Catholic Church Facing Financial Crisis
Despite its enormous riches, the Roman Catholic church is in financial crisis, according to an AP report.
The next pope will not only have to care for the souls of his 1.1 billion-member flock worldwide, but also the church’s accounts, hit by the falling dollar, sex abuse settlements and a growing diplomatic mission. Like the chief executive of a worldwide corporation, John Paul II demanded financial accountability and promised greater transparency after years of secrecy and even scandal. But in the last years of his papacy the Holy See was back in the red.
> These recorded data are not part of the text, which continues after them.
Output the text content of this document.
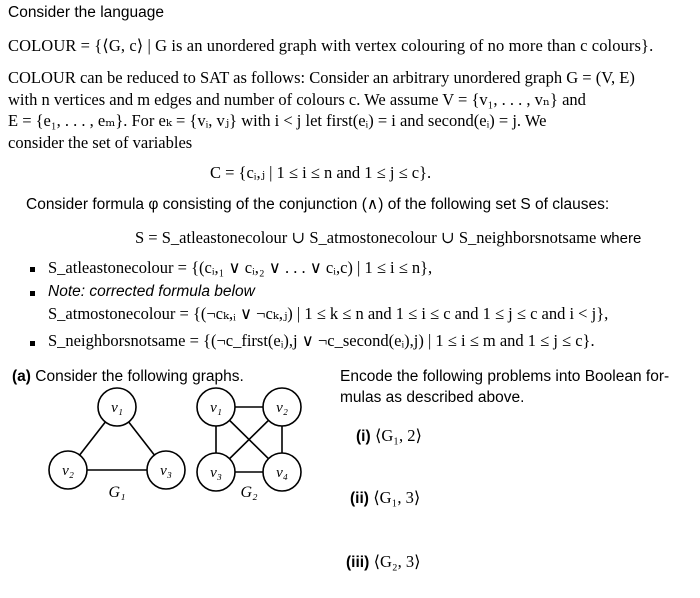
Consider the language
COLOUR = {⟨G, c⟩ | G is an unordered graph with vertex colouring of no more than c colours}.
COLOUR can be reduced to SAT as follows: Consider an arbitrary unordered graph G = (V, E)
with n vertices and m edges and number of colours c. We assume V = {v₁, . . . , vₙ} and
E = {e₁, . . . , eₘ}. For eₖ = {vᵢ, vⱼ} with i < j let first(eᵢ) = i and second(eᵢ) = j. We
consider the set of variables
C = {cᵢ,ⱼ | 1 ≤ i ≤ n and 1 ≤ j ≤ c}.
Consider formula φ consisting of the conjunction (∧) of the following set S of clauses:
S = S_atleastonecolour ∪ S_atmostonecolour ∪ S_neighborsnotsame where
S_atleastonecolour = {(cᵢ,₁ ∨ cᵢ,₂ ∨ . . . ∨ cᵢ,c) | 1 ≤ i ≤ n},
Note: corrected formula below
S_atmostonecolour = {(¬cₖ,ᵢ ∨ ¬cₖ,ⱼ) | 1 ≤ k ≤ n and 1 ≤ i ≤ c and 1 ≤ j ≤ c and i < j},
S_neighborsnotsame = {(¬c_first(eᵢ),j ∨ ¬c_second(eᵢ),j) | 1 ≤ i ≤ m and 1 ≤ j ≤ c}.
(a) Consider the following graphs.	Encode the following problems into Boolean for-
mulas as described above.
(i) ⟨G₁, 2⟩
(ii) ⟨G₁, 3⟩
(iii) ⟨G₂, 3⟩
v₁
v₂	v₃
v₁	v₂
v₃	v₄
G₁	G₂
In presenting the latest accounting, the chief of the Holy See’s economic affairs office cited Europe’s sluggish economic recovery, poor investment climate and the rising strength of the euro against the dollar.
“Our financial statement could not help but reflect all of this,” said Cardinal Sergio Sebastiani.
The College of Cardinals running the church until a new pope is elected said in their daily report Tuesday that Sebastiani briefed them on the 2004 statement and several details of the 2005 budget, but gave no details. “The dollar has really hurt them,” said the Rev. Thomas Reese, a Vatican expert. “We’re not only talking about money coming from the United States. All the rich guys in the Third World also give in dollars.”
Vatican officials bristle at what John Paul once called “the myth” that the Holy See is immensely wealthy. In a rare disclosure last July, a Vatican accountant said the net patrimony, or the Vatican’s real estate holdings, are assessed at a relatively modest $908 million and that such properties as St. Peter’s Basilica and the Sistine Chapel are priceless, listed at a symbolic 1 euro.
The Vatican went through 23 money-losing years until 1993, but the situation improved dramatically after a revised code of church law made clear that dioceses around the world should assist the Vatican. Still, its most recent financial statement, issued in July for fiscal year 2003, reported a deficit for the third consecutive year. It listed 2003 revenues at about 203.6 million euros and expenditures of 213.2 million euros for a deficit of 9.6 million euros, or $11.8 million at the exchange rate at that time.
Vatican financial experts blame heavy personnel costs – 2,674 people work in Holy See offices, more than half of them lay people. But the Vatican has also greatly expanded its diplomatic activity during John Paul’s activist papacy and the Vatican now maintains relations with 174 states around the world – a costly enterprise.
The sex abuse crisis has also taken a heavy financial toll on the Church in the United States and Ireland. The total payout to victims of clergy sex abuse in the United States has now climbed to $840 million since 1950, with three dioceses – Spokane, Wash.; Portland, Ore.; and Tucson, Ariz. – seeking bankruptcy protection.
Given the lack of outside auditors and the absurdity of not counting the enormously valuable material possessions in the Vatican’s collection, I’m more than dubious of claims of poverty. Further, it’s difficult to be overly sympathetic to whatever financial discomfort having to pay for its decades-long coverup of child rape among its priesthood is causing the church.
The currency fluctuation issue is more interesting, however. The fact that even the Vatican is part of the wave of globalization is rather fascinating.